Representing Time (Temporal Logic)
by Peter Chapman
I have decided that time should be part of the base instruction set or innate knowledge of the A.I. engine. I am going with a straightforward theory of time that time flows inexorably forward, and that events are associated with either points or intervals in time, as on a timeline and familiar temporal logic of past, present and future. Theoretical physicists will be disappointed that I will skip other exotic models for now , such as time is an emergent phenomenon that is a side effect of quantum entanglement for instance.

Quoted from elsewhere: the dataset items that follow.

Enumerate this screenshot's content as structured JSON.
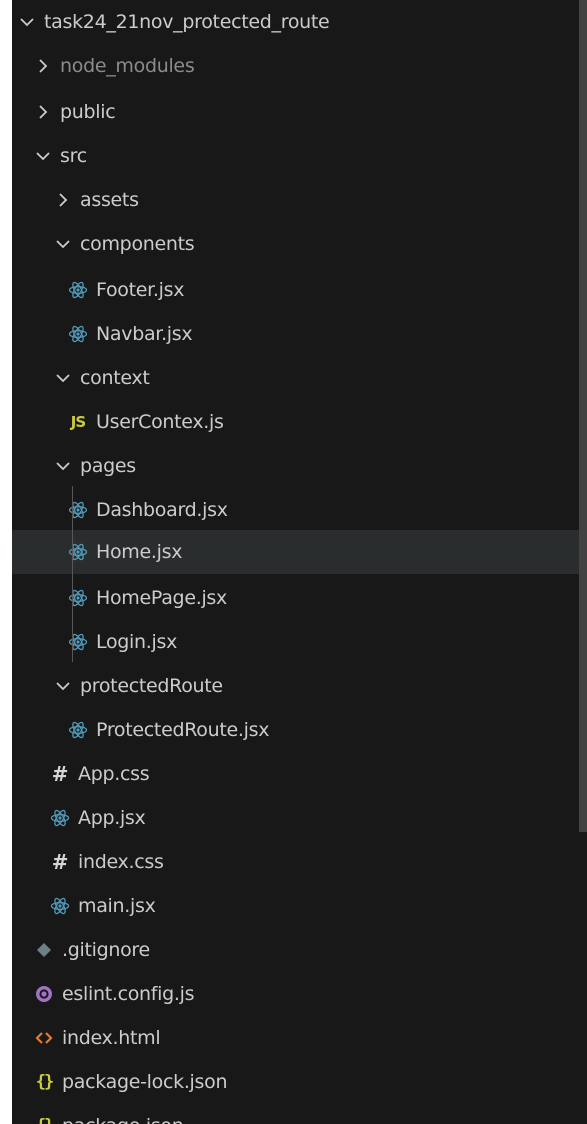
{
  "explorer": {
    "root": "task24_21nov_protected_route",
    "items": [
      {
        "name": "node_modules",
        "kind": "folder",
        "open": false,
        "muted": true,
        "icon": "chevron-right-icon"
      },
      {
        "name": "public",
        "kind": "folder",
        "open": false,
        "icon": "chevron-right-icon"
      },
      {
        "name": "src",
        "kind": "folder",
        "open": true,
        "icon": "chevron-down-icon"
      },
      {
        "name": "assets",
        "kind": "folder",
        "open": false,
        "icon": "chevron-right-icon"
      },
      {
        "name": "components",
        "kind": "folder",
        "open": true,
        "icon": "chevron-down-icon"
      },
      {
        "name": "Footer.jsx",
        "kind": "file",
        "icon": "react-icon"
      },
      {
        "name": "Navbar.jsx",
        "kind": "file",
        "icon": "react-icon"
      },
      {
        "name": "context",
        "kind": "folder",
        "open": true,
        "icon": "chevron-down-icon"
      },
      {
        "name": "UserContex.js",
        "kind": "file",
        "icon": "javascript-icon",
        "icon_text": "JS"
      },
      {
        "name": "pages",
        "kind": "folder",
        "open": true,
        "icon": "chevron-down-icon"
      },
      {
        "name": "Dashboard.jsx",
        "kind": "file",
        "icon": "react-icon"
      },
      {
        "name": "Home.jsx",
        "kind": "file",
        "icon": "react-icon",
        "selected": true
      },
      {
        "name": "HomePage.jsx",
        "kind": "file",
        "icon": "react-icon"
      },
      {
        "name": "Login.jsx",
        "kind": "file",
        "icon": "react-icon"
      },
      {
        "name": "protectedRoute",
        "kind": "folder",
        "open": true,
        "icon": "chevron-down-icon"
      },
      {
        "name": "ProtectedRoute.jsx",
        "kind": "file",
        "icon": "react-icon"
      },
      {
        "name": "App.css",
        "kind": "file",
        "icon": "css-hash-icon",
        "icon_text": "#"
      },
      {
        "name": "App.jsx",
        "kind": "file",
        "icon": "react-icon"
      },
      {
        "name": "index.css",
        "kind": "file",
        "icon": "css-hash-icon",
        "icon_text": "#"
      },
      {
        "name": "main.jsx",
        "kind": "file",
        "icon": "react-icon"
      },
      {
        "name": ".gitignore",
        "kind": "file",
        "icon": "git-icon"
      },
      {
        "name": "eslint.config.js",
        "kind": "file",
        "icon": "eslint-icon"
      },
      {
        "name": "index.html",
        "kind": "file",
        "icon": "html-icon"
      },
      {
        "name": "package-lock.json",
        "kind": "file",
        "icon": "json-icon",
        "icon_text": "{}"
      },
      {
        "name": "package.json",
        "kind": "file",
        "icon": "json-icon",
        "icon_text": "{}"
      }
    ]
  },
  "colors": {
    "background": "#181818",
    "text": "#cccccc",
    "muted_text": "#8c8c8c",
    "selected_row": "#2a2d2e",
    "react_icon": "#519aba",
    "js_icon": "#cbcb41",
    "json_icon": "#cbcb41",
    "css_icon": "#d4d7d6",
    "html_icon": "#e37933",
    "eslint_icon": "#a074c4",
    "git_icon": "#6d8086"
  }
}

Back to the problem at hand. Language is filled with verb tenses to describe time as the following:
I arrived in Boston.
I am arriving in Boston.
I will arrive in Boston.
Each describe the same action, but with different periods in time and all relative to “now”. Much of time is described relative to other events with the a most common of events: “now” and rarely described exactly as with a watch. This is another area for fuzzy logic (to be described in a future post). I will be working on this over the weekend.

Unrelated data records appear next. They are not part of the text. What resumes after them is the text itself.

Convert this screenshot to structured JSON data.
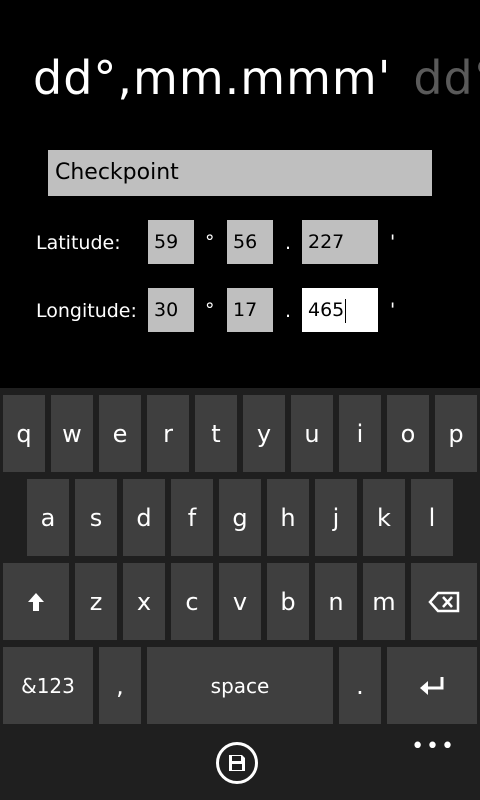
{
  "pivot": {
    "current": "dd°,mm.mmm'",
    "next": "dd°,mm.mmm'"
  },
  "waypoint_name": "Checkpoint",
  "latitude": {
    "label": "Latitude:",
    "degrees": "59",
    "deg_symbol": "°",
    "minutes": "56",
    "dot": ".",
    "fraction": "227",
    "min_symbol": "'"
  },
  "longitude": {
    "label": "Longitude:",
    "degrees": "30",
    "deg_symbol": "°",
    "minutes": "17",
    "dot": ".",
    "fraction": "465",
    "min_symbol": "'"
  },
  "keyboard": {
    "row1": [
      "q",
      "w",
      "e",
      "r",
      "t",
      "y",
      "u",
      "i",
      "o",
      "p"
    ],
    "row2": [
      "a",
      "s",
      "d",
      "f",
      "g",
      "h",
      "j",
      "k",
      "l"
    ],
    "row3": [
      "z",
      "x",
      "c",
      "v",
      "b",
      "n",
      "m"
    ],
    "symbols": "&123",
    "comma": ",",
    "space": "space",
    "period": "."
  },
  "appbar": {
    "save_icon": "save-icon",
    "more": "•••"
  }
}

There is strong evidence for this idea of the fuzziness of time in relation to logic when you look at the human brain. Your brain records each moment as your experience it in very high definition (this is called sensory memory). It fades very quickly (in less than 30 seconds) unless some other reinforcement is provided to send that sensory memory to your short term memory, and as that short term memory is repeatedly used it transitions into something we would call long term memory, though the boundaries between these different memories are fuzzy themselves, there is significant evidence biologically to suggest that both, time is a relevance filter, and that your cognitive system has a way of differentiating sensory information in the present from stored information in the past.